そこで、ここであらためて企業とは何かを考えてみたいと思います。
といっても、けっして難しい理屈を説くつもりはありません。資本主義であれば世界中のどんな経済や経営、あるいは会社法の教科書にも書いてある、ごく一般的な原理原則を確認するだけです。
最初に大原則をいえば、株式会社の目的は株主の利益の最大化です。それ以上でも以下でもありません。
ところが日本では、「公益資本主義」もしくは「ステークホルダー経営」を信奉する経営者が少なくありません。要は、株主より株主以外のステークホルダーを重要視するということです。
ちなみに、岸田文雄総理も就任当初は「新しい資本主義」と称して「ステークホルダー経営」的な考えを表明しておられましたが、各方面から批判されたのか、いつの間にか立ち消えとなったようです。
経営者の「従業員が大事」はおかしい
経営者の中には、上場企業であっても「まず従業員が大事」と公言される方が少なからずいます。ここには雇用を守るとか、株主の理不尽な要求には屈しないといった意味が込められているのでしょう。
一見するとたいへん美しく、頼もしいようにも感じますが、少し冷静に考えていただきたいと思います。
従業員であれ、顧客であれ取引先であれ、企業との間には企業が債務を履行する義務を負う契約関係が存在します。
労働の対価として給料を支払ったり、財やサービスの授受を通じて代金のやりとりをしたりしているわけです。仮に経営が赤字になっても、ただちに支払いが止まることはないでしょう。
一方、株主と企業の間にこうした契約関係はありません。
株を買っても、会社が利益を出して株価が上がらなければ報われません。
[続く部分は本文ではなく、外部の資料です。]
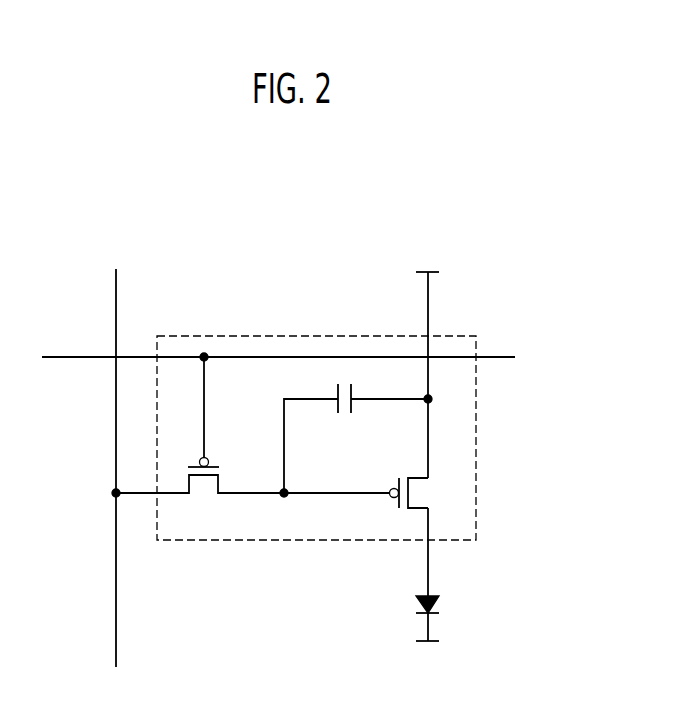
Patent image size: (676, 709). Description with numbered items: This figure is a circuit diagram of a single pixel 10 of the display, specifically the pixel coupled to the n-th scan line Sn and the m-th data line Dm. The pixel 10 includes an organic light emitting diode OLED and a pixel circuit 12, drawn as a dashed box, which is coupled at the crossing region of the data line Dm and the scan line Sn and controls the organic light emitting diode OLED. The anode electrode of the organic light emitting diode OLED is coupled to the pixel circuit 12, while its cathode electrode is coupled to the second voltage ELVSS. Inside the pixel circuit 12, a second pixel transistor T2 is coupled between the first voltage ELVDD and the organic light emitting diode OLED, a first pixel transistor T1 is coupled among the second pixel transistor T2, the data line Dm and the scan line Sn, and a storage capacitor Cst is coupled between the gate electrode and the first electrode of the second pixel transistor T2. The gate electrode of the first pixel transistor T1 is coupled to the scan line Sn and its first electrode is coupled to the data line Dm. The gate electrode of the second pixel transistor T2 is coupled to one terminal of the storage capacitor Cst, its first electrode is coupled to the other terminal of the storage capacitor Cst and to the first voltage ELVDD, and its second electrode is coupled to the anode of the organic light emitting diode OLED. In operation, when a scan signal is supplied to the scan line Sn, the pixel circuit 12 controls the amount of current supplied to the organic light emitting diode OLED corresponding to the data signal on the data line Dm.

The pixel 10 is at (213, 217).
The pixel circuit 12 is at (478, 410).
The data line Dm is at (118, 278).
The scan line Sn is at (57, 358).
The first voltage ELVDD is at (428, 361).
The second voltage ELVSS is at (426, 656).
The first pixel transistor T1 is at (200, 438).
The second pixel transistor T2 is at (366, 537).
The storage capacitor Cst is at (356, 438).
The organic light emitting diode OLED is at (401, 617).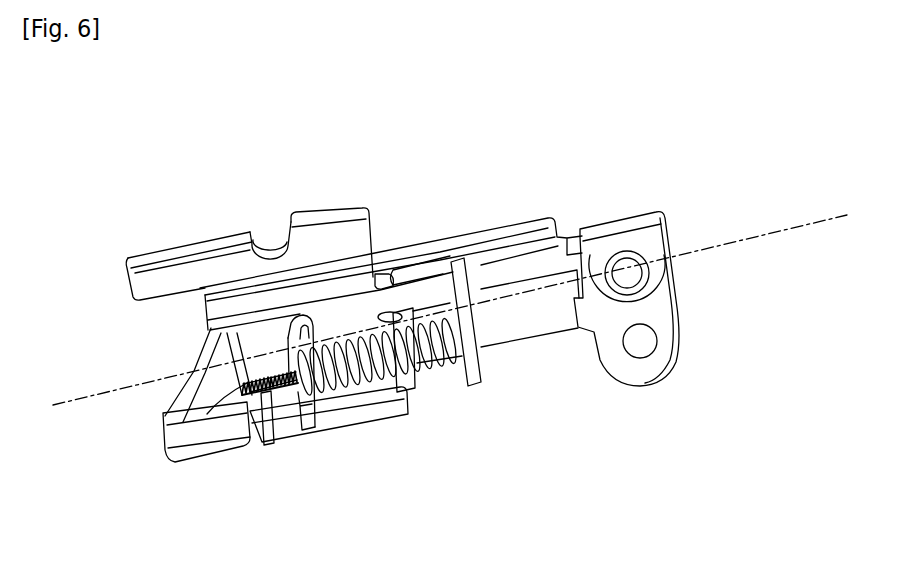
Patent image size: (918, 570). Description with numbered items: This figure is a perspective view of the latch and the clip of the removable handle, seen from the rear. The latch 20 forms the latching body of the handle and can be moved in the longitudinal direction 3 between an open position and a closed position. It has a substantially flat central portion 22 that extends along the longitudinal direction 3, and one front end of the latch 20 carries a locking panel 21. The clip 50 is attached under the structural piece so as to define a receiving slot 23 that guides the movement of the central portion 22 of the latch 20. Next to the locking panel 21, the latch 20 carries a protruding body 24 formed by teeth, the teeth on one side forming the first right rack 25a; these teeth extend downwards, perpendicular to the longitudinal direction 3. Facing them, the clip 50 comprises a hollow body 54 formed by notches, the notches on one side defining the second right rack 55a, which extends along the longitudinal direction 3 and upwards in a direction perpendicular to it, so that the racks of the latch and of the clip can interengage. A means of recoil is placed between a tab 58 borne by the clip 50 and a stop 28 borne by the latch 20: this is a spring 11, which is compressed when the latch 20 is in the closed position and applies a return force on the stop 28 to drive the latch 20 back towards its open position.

The longitudinal direction 3 is at (823, 219).
The latch 20 is at (598, 250).
The central portion 22 is at (455, 247).
The receiving slot 23 is at (383, 275).
The clip 50 is at (325, 290).
The first right rack 25a is at (250, 392).
The protruding body 24 is at (249, 382).
The locking panel 21 is at (168, 378).
The spring 11 is at (430, 385).
The stop 28 is at (478, 378).
The tab 58 is at (337, 420).
The second right rack 55a is at (280, 420).
The hollow body 54 is at (260, 420).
利益がなければ配当も期待できません。逆に株価が下がって損が出ても、当然ながら自己責任です。そういうリスクを背負うからこそ、会社法では株主総会での議決権のみならず、株主にある程度の特別な権利を認めているのだと思います。
そもそも株式会社は、こういうリスクマネーを集めて資本とすることで初めて成り立ちます。上場企業であれば、なおさら不特定多数から株主を募ることになります。